On a writing site I frequent a debate has sparked about the validation I feel every writer seeks. Someone asked why do you write and I responded with the word “validation.”
Okay, not every writer wants validation for their work from outside sources. Somebody pointed out Emily Dickinson as an example of a writer who never sought outside validation for her work. Many writers write in a journal they never expect anyone to see. But certainly every writer who puts their writings out there for public consumption is looking for some form of validation.
So who are we seeking validation from? Readers certainly. Editors and publishers definitely. Ourselves? Well, I feel pretty sure if we put our work out there, the self-validation has already been taken care of. I know I have a lot of confidence that I’m a good writer. I also believe I’m a pretty good editor. So I don’t need self-validation, and that’s why I send my work out to be published.
Do I want my work to sell? Yes. I want to make money off my writing, preferably a lot of money. But as you know from my HONEOWP initiative, I don’t really want the money, at least not right now. What I want is to be able to say that a lot of people are reading what I write, and are willing to pay to do it. That’s the ultimate form of validation for a writer, in my opinion.
Does this mean I want to be conformist? Not necessarily. It’s true that what I write is fun, entertaining, and that’s all I want to do at the moment. But I think every artist of every type should seek to stretch the boundaries, to make people see things a little differently. Of course, this is sometimes hard to do. As has been pointed out quite often in the writing community, if you want validation from a reader, you have to get it from an editor/publisher source first. If you’re not writing something an editor/publisher is willing to take a chance on, you’re stuck in the self-publishing world, and while some people are able to make that work, it’s a long, hard road.
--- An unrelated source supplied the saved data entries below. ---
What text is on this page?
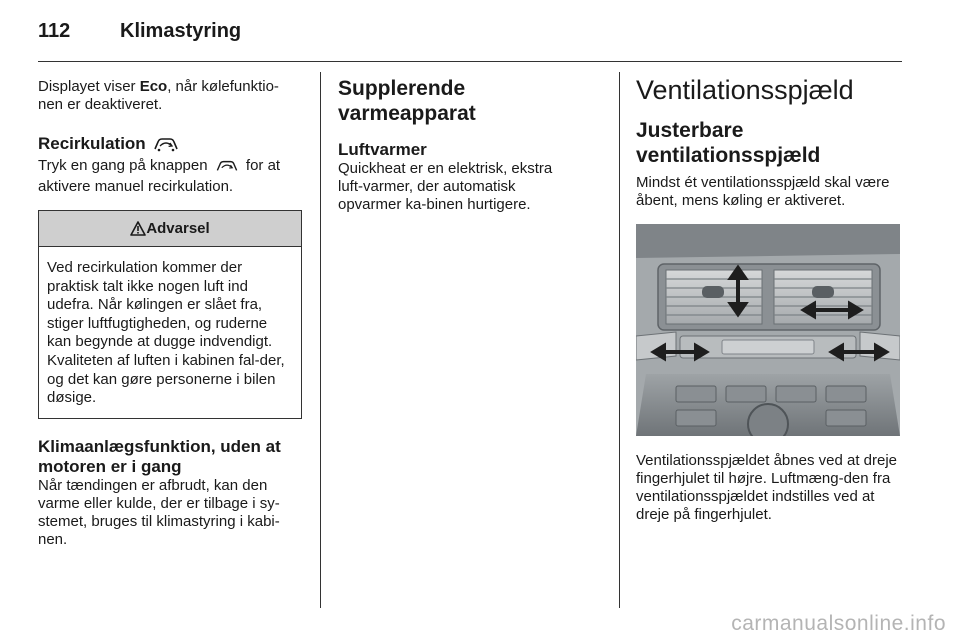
112	Klimastyring

Displayet viser Eco, når kølefunktio-nen er deaktiveret.

Recirkulation

Tryk en gang på knappen  for at aktivere manuel recirkulation.

Advarsel

Ved recirkulation kommer der praktisk talt ikke nogen luft ind udefra. Når kølingen er slået fra, stiger luftfugtigheden, og ruderne kan begynde at dugge indvendigt. Kvaliteten af luften i kabinen fal-der, og det kan gøre personerne i bilen døsige.

Klimaanlægsfunktion, uden at motoren er i gang

Når tændingen er afbrudt, kan den varme eller kulde, der er tilbage i sy-stemet, bruges til klimastyring i kabi-nen.

Supplerende varmeapparat
Luftvarmer

Quickheat er en elektrisk, ekstra luft-varmer, der automatisk opvarmer ka-binen hurtigere.

Ventilationsspjæld
Justerbare ventilationsspjæld

Mindst ét ventilationsspjæld skal være åbent, mens køling er aktiveret.

Ventilationsspjældet åbnes ved at dreje fingerhjulet til højre. Luftmæng-den fra ventilationsspjældet indstilles ved at dreje på fingerhjulet.

carmanualsonline.info
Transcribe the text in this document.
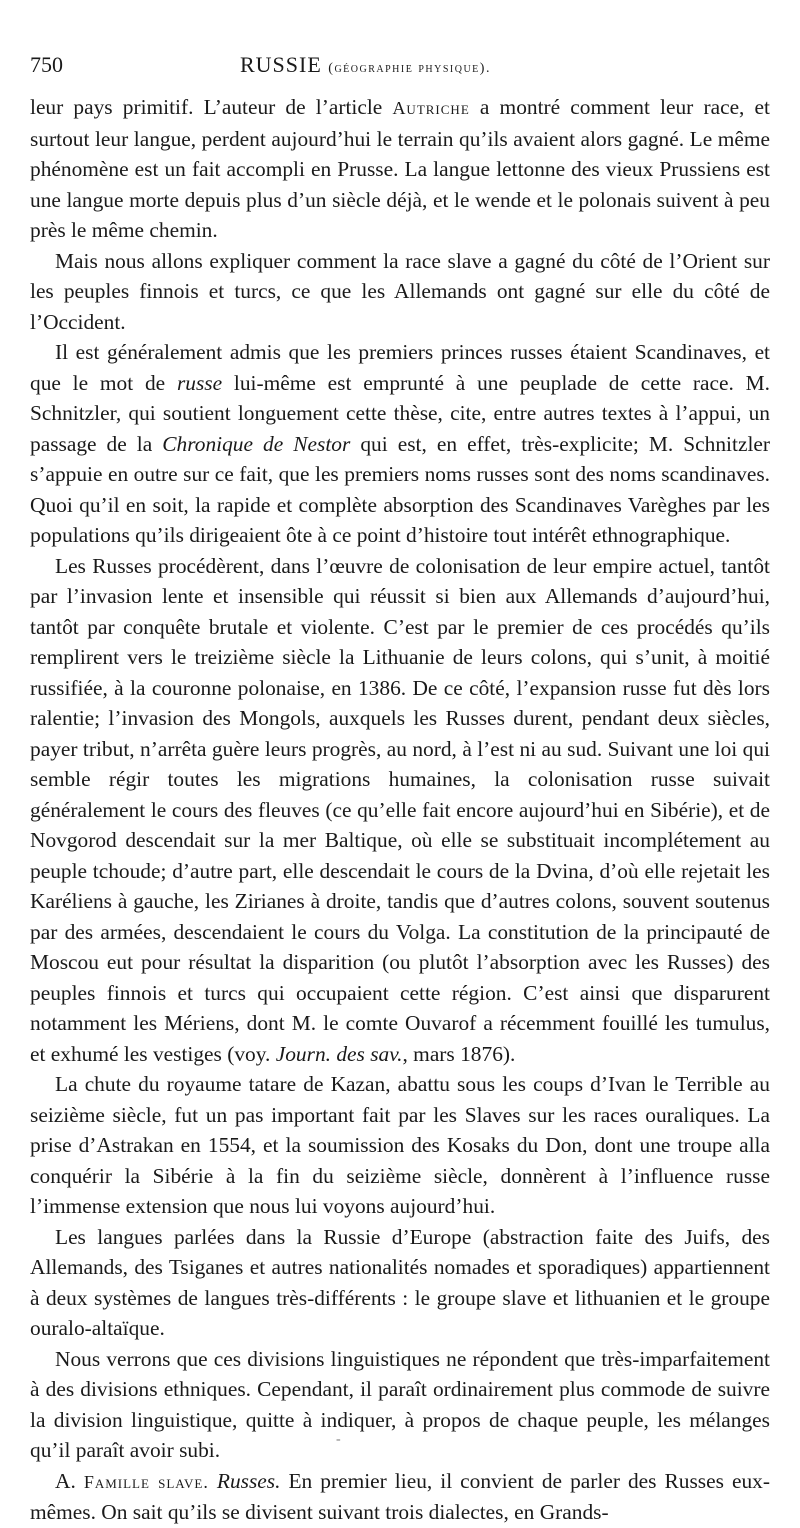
750	RUSSIE (géographie physique).

leur pays primitif. L’auteur de l’article Autriche a montré comment leur race, et surtout leur langue, perdent aujourd’hui le terrain qu’ils avaient alors gagné. Le même phénomène est un fait accompli en Prusse. La langue lettonne des vieux Prussiens est une langue morte depuis plus d’un siècle déjà, et le wende et le polonais suivent à peu près le même chemin.

Mais nous allons expliquer comment la race slave a gagné du côté de l’Orient sur les peuples finnois et turcs, ce que les Allemands ont gagné sur elle du côté de l’Occident.

Il est généralement admis que les premiers princes russes étaient Scandinaves, et que le mot de russe lui-même est emprunté à une peuplade de cette race. M. Schnitzler, qui soutient longuement cette thèse, cite, entre autres textes à l’appui, un passage de la Chronique de Nestor qui est, en effet, très-explicite; M. Schnitzler s’appuie en outre sur ce fait, que les premiers noms russes sont des noms scandinaves. Quoi qu’il en soit, la rapide et complète absorption des Scandinaves Varèghes par les populations qu’ils dirigeaient ôte à ce point d’histoire tout intérêt ethnographique.

Les Russes procédèrent, dans l’œuvre de colonisation de leur empire actuel, tantôt par l’invasion lente et insensible qui réussit si bien aux Allemands d’aujourd’hui, tantôt par conquête brutale et violente. C’est par le premier de ces procédés qu’ils remplirent vers le treizième siècle la Lithuanie de leurs colons, qui s’unit, à moitié russifiée, à la couronne polonaise, en 1386. De ce côté, l’expansion russe fut dès lors ralentie; l’invasion des Mongols, auxquels les Russes durent, pendant deux siècles, payer tribut, n’arrêta guère leurs progrès, au nord, à l’est ni au sud. Suivant une loi qui semble régir toutes les migrations humaines, la colonisation russe suivait généralement le cours des fleuves (ce qu’elle fait encore aujourd’hui en Sibérie), et de Novgorod descendait sur la mer Baltique, où elle se substituait incomplétement au peuple tchoude; d’autre part, elle descendait le cours de la Dvina, d’où elle rejetait les Karéliens à gauche, les Zirianes à droite, tandis que d’autres colons, souvent soutenus par des armées, descendaient le cours du Volga. La constitution de la principauté de Moscou eut pour résultat la disparition (ou plutôt l’absorption avec les Russes) des peuples finnois et turcs qui occupaient cette région. C’est ainsi que disparurent notamment les Mériens, dont M. le comte Ouvarof a récemment fouillé les tumulus, et exhumé les vestiges (voy. Journ. des sav., mars 1876).

La chute du royaume tatare de Kazan, abattu sous les coups d’Ivan le Terrible au seizième siècle, fut un pas important fait par les Slaves sur les races ouraliques. La prise d’Astrakan en 1554, et la soumission des Kosaks du Don, dont une troupe alla conquérir la Sibérie à la fin du seizième siècle, donnèrent à l’influence russe l’immense extension que nous lui voyons aujourd’hui.

Les langues parlées dans la Russie d’Europe (abstraction faite des Juifs, des Allemands, des Tsiganes et autres nationalités nomades et sporadiques) appartiennent à deux systèmes de langues très-différents : le groupe slave et lithuanien et le groupe ouralo-altaïque.

Nous verrons que ces divisions linguistiques ne répondent que très-imparfaitement à des divisions ethniques. Cependant, il paraît ordinairement plus commode de suivre la division linguistique, quitte à indiquer, à propos de chaque peuple, les mélanges qu’il paraît avoir subi.

A. Famille slave. Russes. En premier lieu, il convient de parler des Russes eux-mêmes. On sait qu’ils se divisent suivant trois dialectes, en Grands-

-
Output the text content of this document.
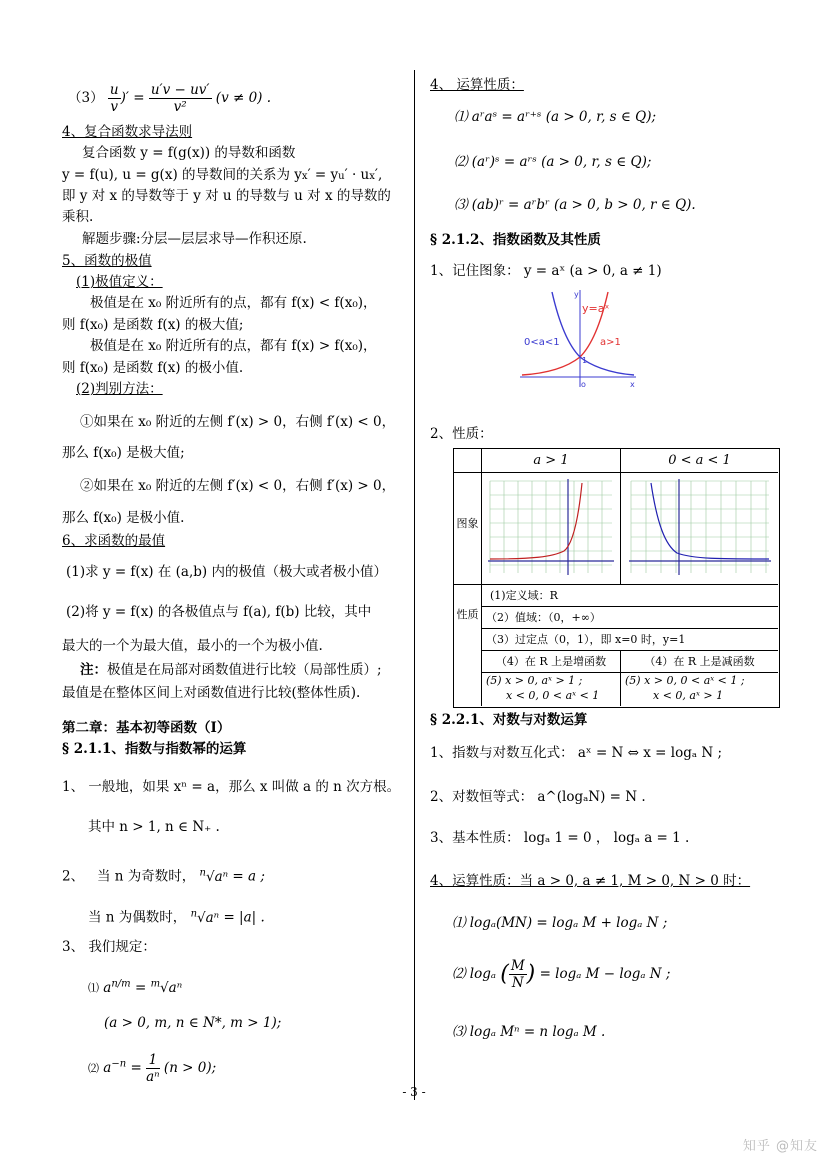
$(3) \frac{u}{v}$ )′ = $\frac{u'v - uv'}{\text{v²}} (v \ne 0)$ .
4、复合函数求导法则
复合函数 y = f(g(x)) 的导数和函数
y = f(u), u = g(x) 的导数间的关系为 yx′ = yu′ · ux′,
即 y 对 x 的导数等于 y 对 u 的导数与 u 对 x 的导数的
乘积.
解题步骤:分层—层层求导—作积还原.
5、函数的极值
(1)极值定义：
极值是在 x₀ 附近所有的点，都有 f(x) < f(x₀)，
则 f(x₀) 是函数 f(x) 的极大值;
极值是在 x₀ 附近所有的点，都有 f(x) > f(x₀)，
则 f(x₀) 是函数 f(x) 的极小值.
(2)判别方法：
①如果在 x₀ 附近的左侧 f′(x) > 0，右侧 f′(x) < 0，
那么 f(x₀) 是极大值;
②如果在 x₀ 附近的左侧 f′(x) < 0，右侧 f′(x) > 0，
那么 f(x₀) 是极小值.
6、求函数的最值
(1)求 y = f(x) 在 (a,b) 内的极值（极大或者极小值）
(2)将 y = f(x) 的各极值点与 f(a), f(b) 比较，其中
最大的一个为最大值，最小的一个为极小值.
注：极值是在局部对函数值进行比较（局部性质）;
最值是在整体区间上对函数值进行比较(整体性质).
第二章：基本初等函数（Ⅰ）
§ 2.1.1、指数与指数幂的运算
1、 一般地，如果 xⁿ = a，那么 x 叫做 a 的 n 次方根。
其中 n > 1, n ∈ N₊ .
2、 当 n 为奇数时， $^n$√aⁿ = a ;
当 n 为偶数时， $^n$√aⁿ = |a| .
3、 我们规定：
⑴ $a^{n/m} = ^m√a^n$
(a > 0, m, n ∈ N*, m > 1);
⑵ $a^{-n} = \frac{1}{\text{aⁿ}} (n > 0)$;
4、 运算性质：
⑴ aʳaˢ = aʳ⁺ˢ (a > 0, r, s ∈ Q);
⑵ (aʳ)ˢ = aʳˢ (a > 0, r, s ∈ Q);
⑶ (ab)ʳ = aʳbʳ (a > 0, b > 0, r ∈ Q).
§ 2.1.2、指数函数及其性质
1、记住图象： y = aˣ (a > 0, a ≠ 1)
y=aˣ
a>1
0<a<1
y
x
o
1
2、性质：
a > 1	0 < a < 1
图象
性质
(1)定义域：R
（2）值域：（0，+∞）
（3）过定点（0，1），即 x=0 时，y=1
（4）在 R 上是增函数	（4）在 R 上是减函数
(5) x > 0, aˣ > 1 ;
x < 0, 0 < aˣ < 1
(5) x > 0, 0 < aˣ < 1 ;
x < 0, aˣ > 1
§ 2.2.1、对数与对数运算
1、指数与对数互化式： aˣ = N ⇔ x = logₐ N ;
2、对数恒等式： a^(logₐN) = N .
3、基本性质： logₐ 1 = 0 ， logₐ a = 1 .
4、运算性质：当 a > 0, a ≠ 1, M > 0, N > 0 时：
⑴ logₐ(MN) = logₐ M + logₐ N ;
⑵ logₐ ( $\frac{M}{N}$ ) = logₐ M − logₐ N ;
⑶ logₐ Mⁿ = n logₐ M .
- 3 -
知乎 @知友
But then again, what isn’t in this business? Day after day we writers put ourselves out there in the written word, hoping to get some feedback, whether it be positive or negative, praying we’ve written something that will touch someone in some way. If we’re lucky, we find out we did. If we’re really lucky, we are able to get our words out to a lot of people and we get the ultimate validation, whether it be a lot of money, a bestseller, an article in a large print journal, a short story in Best American Short Stories, or a winning entry in a writing contest.
Good luck to all my fellow writers in their quest for validation, and if you’re a reader, take a minute to give your favorite author a pat on the back. Believe me when I say, even if he or she is a very successful author, they’d love to hear from you.